Ensure that your functions/objects have multiple responsibilities.
Good coders too often separate out their code into multiple different objects or modules. My problem with this, is that it is confusing. I can't remember what they all do.
Here's an example:
const godObject = {
	handleClicks:     function(){},
	getUserName:      function(){},
	handleLogin:      function(){},
	logTransactionId: function(){},
	initialSiteLoad:  function(){}	
};
godObject 
is responsible for so many aspect of the site. Payments, log in, site load, logging transaction id's and all click functionality on the site. Great. If you have a bug, you know it can only be here.
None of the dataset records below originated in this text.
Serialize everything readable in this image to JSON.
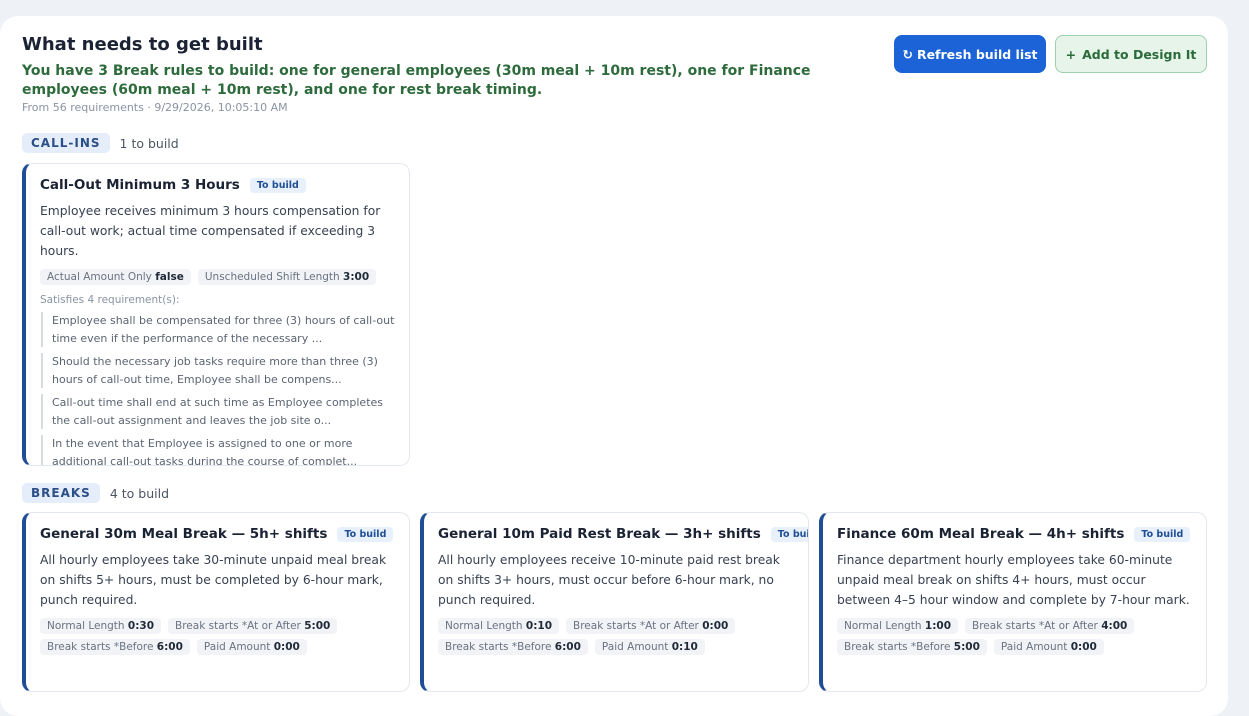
{
  "header": {
    "title": "What needs to get built",
    "summary": "You have 3 Break rules to build: one for general employees (30m meal + 10m rest), one for Finance employees (60m meal + 10m rest), and one for rest break timing.",
    "meta": "From 56 requirements · 9/29/2026, 10:05:10 AM",
    "refresh_label": "Refresh build list",
    "add_label": "Add to Design It",
    "refresh_icon": "↻",
    "add_icon": "+"
  },
  "sections": [
    {
      "tag": "CALL-INS",
      "count": "1 to build",
      "cards": [
        {
          "title": "Call-Out Minimum 3 Hours",
          "badge": "To build",
          "description": "Employee receives minimum 3 hours compensation for call-out work; actual time compensated if exceeding 3 hours.",
          "chips": [
            {
              "label": "Actual Amount Only",
              "value": "false"
            },
            {
              "label": "Unscheduled Shift Length",
              "value": "3:00"
            }
          ],
          "satisfies": "Satisfies 4 requirement(s):",
          "requirements": [
            "Employee shall be compensated for three (3) hours of call-out time even if the performance of the necessary ...",
            "Should the necessary job tasks require more than three (3) hours of call-out time, Employee shall be compens...",
            "Call-out time shall end at such time as Employee completes the call-out assignment and leaves the job site o...",
            "In the event that Employee is assigned to one or more additional call-out tasks during the course of complet..."
          ]
        }
      ]
    },
    {
      "tag": "BREAKS",
      "count": "4 to build",
      "cards": [
        {
          "title": "General 30m Meal Break — 5h+ shifts",
          "badge": "To build",
          "description": "All hourly employees take 30-minute unpaid meal break on shifts 5+ hours, must be completed by 6-hour mark, punch required.",
          "chips": [
            {
              "label": "Normal Length",
              "value": "0:30"
            },
            {
              "label": "Break starts *At or After",
              "value": "5:00"
            },
            {
              "label": "Break starts *Before",
              "value": "6:00"
            },
            {
              "label": "Paid Amount",
              "value": "0:00"
            }
          ]
        },
        {
          "title": "General 10m Paid Rest Break — 3h+ shifts",
          "badge": "To build",
          "description": "All hourly employees receive 10-minute paid rest break on shifts 3+ hours, must occur before 6-hour mark, no punch required.",
          "chips": [
            {
              "label": "Normal Length",
              "value": "0:10"
            },
            {
              "label": "Break starts *At or After",
              "value": "0:00"
            },
            {
              "label": "Break starts *Before",
              "value": "6:00"
            },
            {
              "label": "Paid Amount",
              "value": "0:10"
            }
          ]
        },
        {
          "title": "Finance 60m Meal Break — 4h+ shifts",
          "badge": "To build",
          "description": "Finance department hourly employees take 60-minute unpaid meal break on shifts 4+ hours, must occur between 4–5 hour window and complete by 7-hour mark.",
          "chips": [
            {
              "label": "Normal Length",
              "value": "1:00"
            },
            {
              "label": "Break starts *At or After",
              "value": "4:00"
            },
            {
              "label": "Break starts *Before",
              "value": "5:00"
            },
            {
              "label": "Paid Amount",
              "value": "0:00"
            }
          ]
        }
      ]
    }
  ]
}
Make sure everywhere in your codebase needs access to
godObject
. Make it do everything.
What we really want in the code is high coupling (ensuring lots of parts of our system depend on each other) and low cohesion (we puts lots of random bits and pieces together).
This anti-pattern is sometimes called the Swiss Army Knife because you only really need it as scissors to cut something, but it also can be a nail file, saw, pair of tweezers, bottle opener and be a cork screw too.
What I am re-iterating over and over again here, is to keep everything together and bundle, bundle, bundle.

Conclusion

I hope this has eloquently described how software should be written to maximise time lost debugging, frustration and piling on technical debt.